Morris was deeply affectionate, but it is an indication of the somewhat unfocused quality of his emotions that a tender letter written in 1876 to console someone in trouble was assumed by Philip Henderson to have been intended to comfort either Edward or Georgiana Burne-Jones, while Kelvin believes that it may have been sent to Jane to commiserate with her on the end of her affair with Rossetti. Perhaps the most moving of the previously unpublished letters in this volume is a brief note of apology to ‘dearest Ned’ Burne-Jones: ‘I am afraid I was crabby last night, but I didn’t mean to be, so pray forgive me – we seem to quarrel in speech now sometimes, and sometimes I think you find it hard to stand me, and no great wonder for I am like a hedgehog with nastiness – but again forgive me for I can’t on any terms do without you.’

This is an opulent book, with the uncluttered lay-out and handsome typography that we have come to expect of the Princeton Press. Professor Kelvin, who has written on Forster and is the author of an indispensable critical book about Meredith, has apparently been at work on this correspondence for a long time, and his familiarity shows, for the notes are admirably concise and relevant. Inevitably, in a book of this size, there are a few unimportant errors, such as the misspelling of the name of Mrs Humphry Ward; a pair of footnotes on page 378 so thoroughly entangled and misleading that nothing but beginning again could straighten them out; and two mentions by Morris of ‘grice’ sent as gifts just after the Glorious Twelfth which surely refer jokingly to grouse not to ‘Young pigs or pork’. But Kelvin elsewhere totally disarms criticism by his frank admission that one letter has been printed twice because his discovery of a mistake in dating came ‘too late to make a change’; it is the kind of candour about error that inspires trust.

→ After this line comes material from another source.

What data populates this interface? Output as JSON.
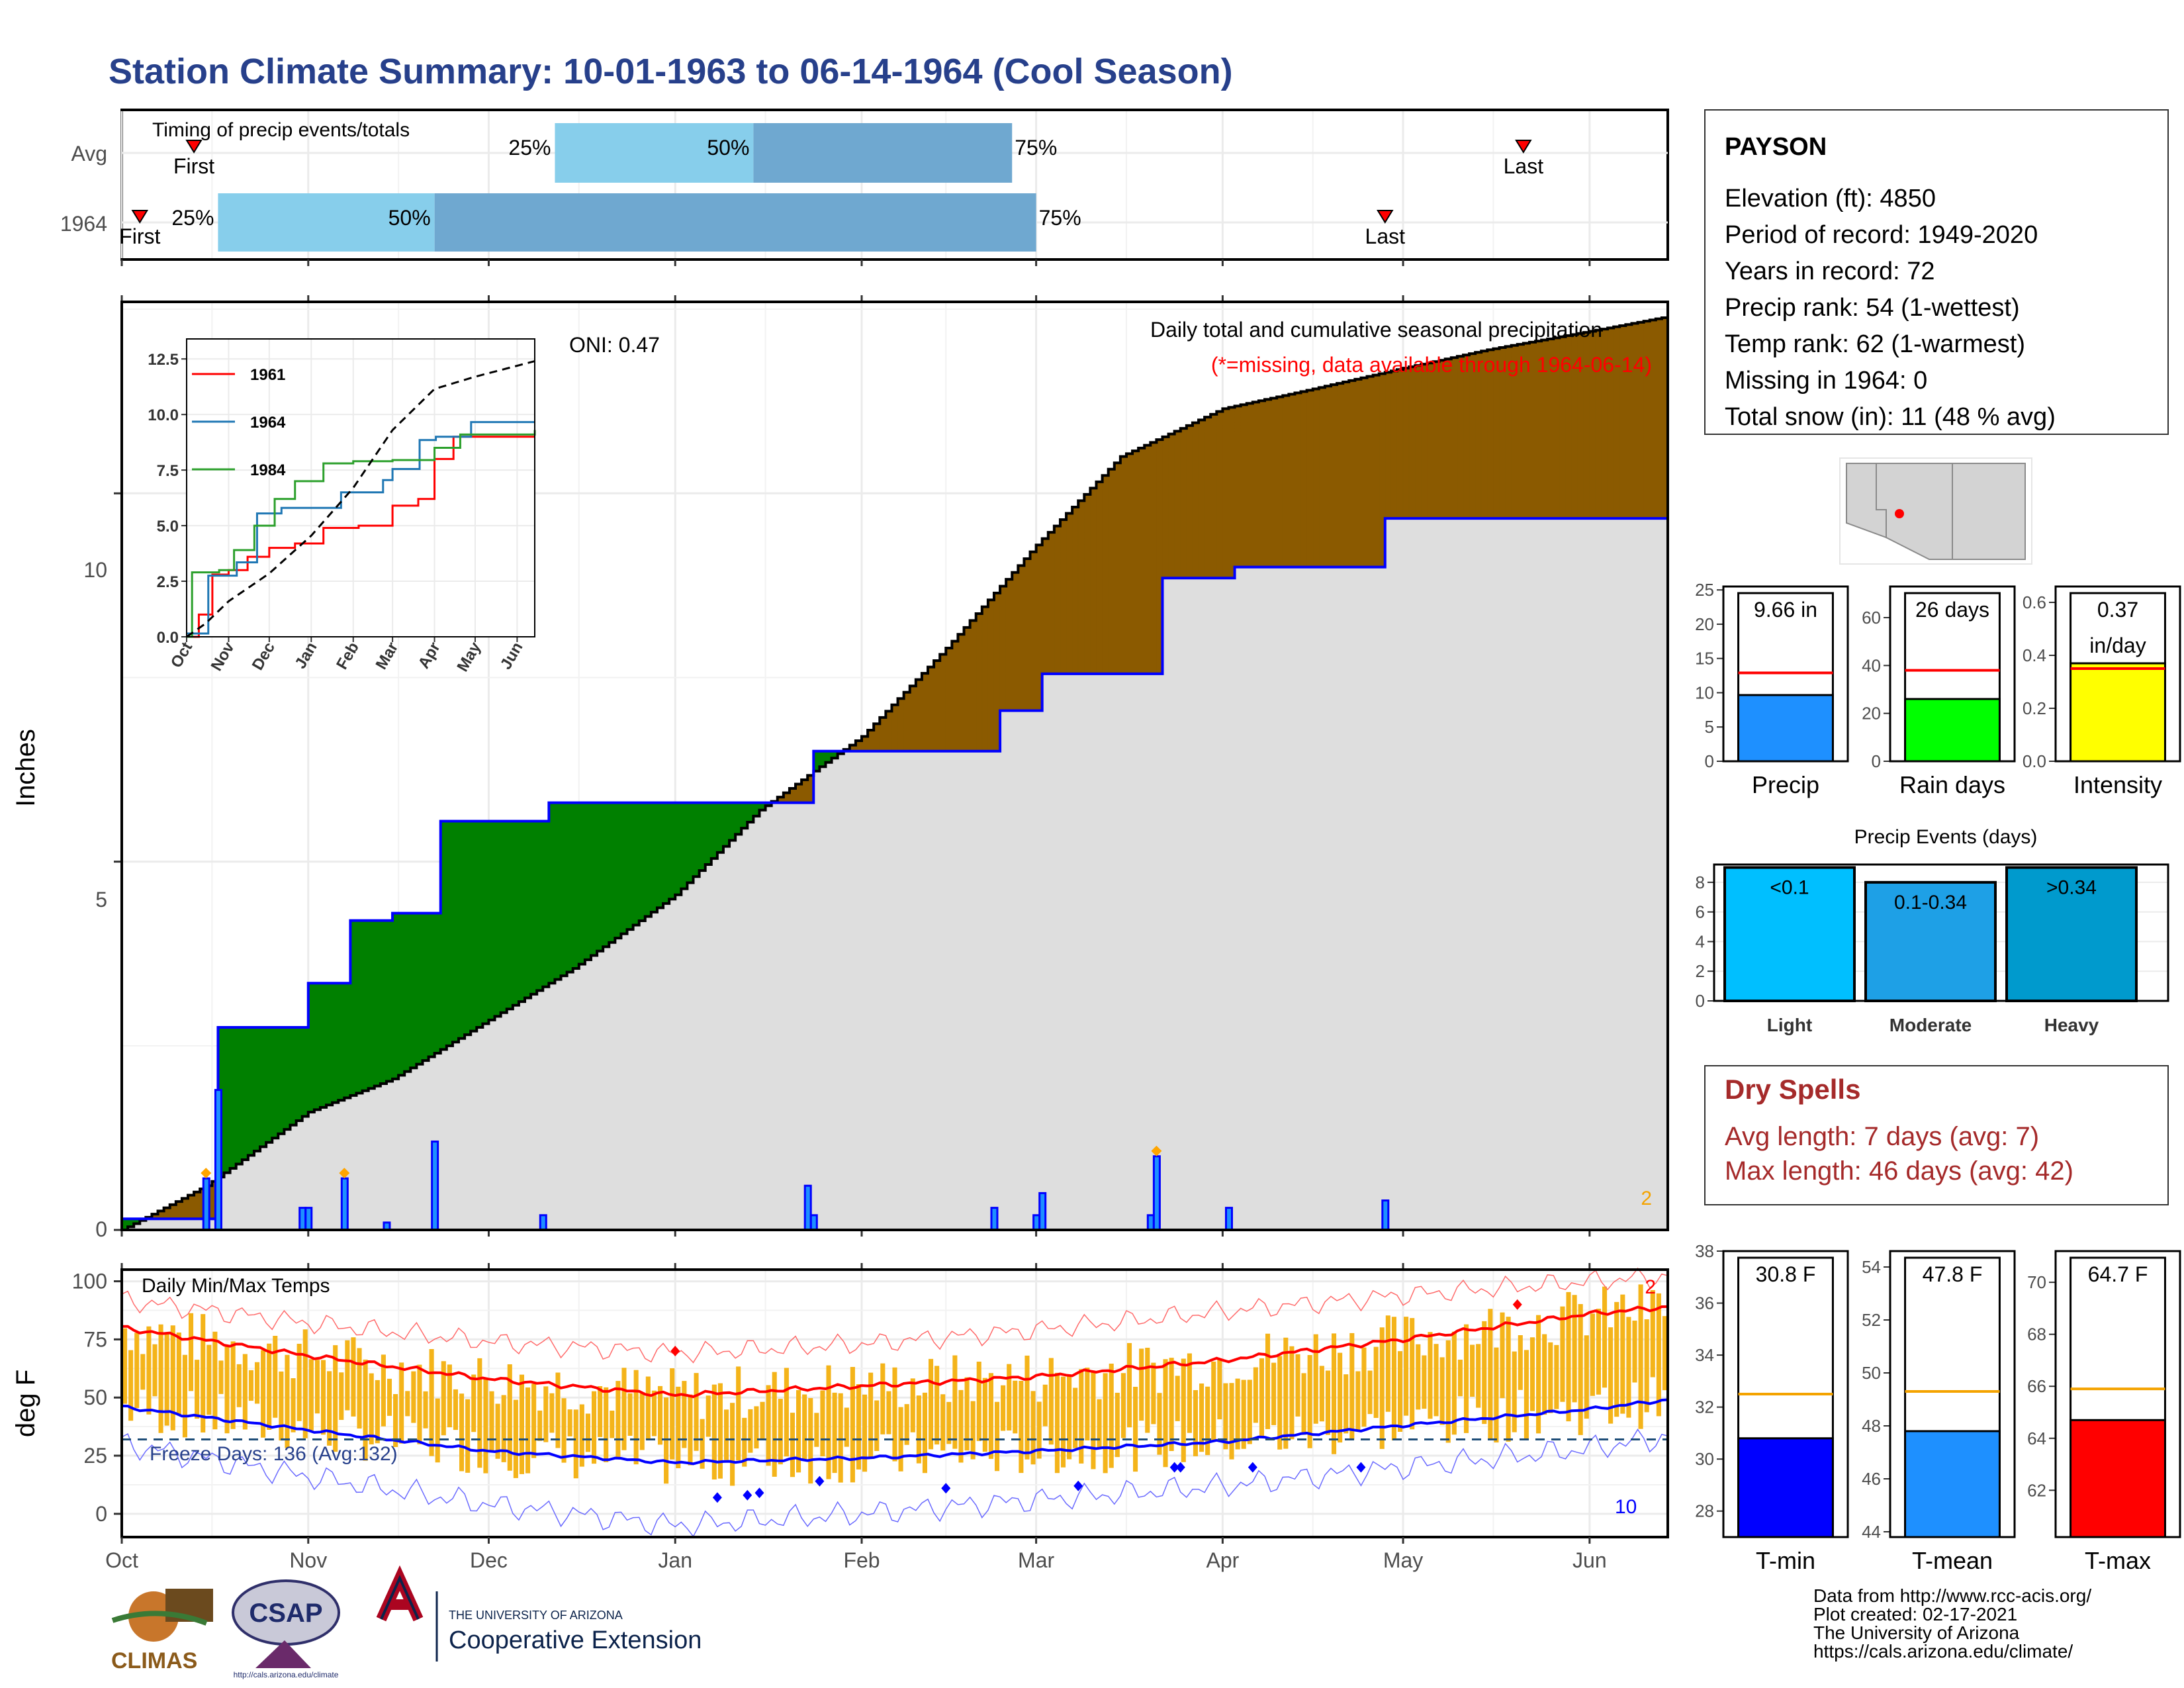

This first volume of Morris’s correspondence contains some 659 letters or groups of letters, while, if my count is correct, Philip Henderson’s earlier generous selection included 127 for the same period. I can find no indication here of how many volumes the completed edition is expected to fill, but this comparison with Henderson suggests that it can hardly be fewer than four. The probable cost of such an undertaking to the reader is daunting, however welcome some of the new material is. It is the fault of neither Professor Kelvin nor the Princeton Press that the academic fetish for ‘complete’ correspondence has been elevated to the sanctity of moral law. There are many invitations, acceptances, acknowledgements etc here of a line or two, sometimes even less than a complete line, with no possible interest to 99 per cent of readers. As confirmation of a date or appointment they might conceivably be of use to a biographer or critic, but to no one else, and they inevitably make the collection seem waterish, which does Morris no service. If they were simply copied and duplicates were deposited in five or ten major libraries, they would be easily available to any specialist and might, by their omission, do something to reduce the price of volumes such as these for other readers, who cannot fairly be expected to subsidise the worship of ‘completeness’.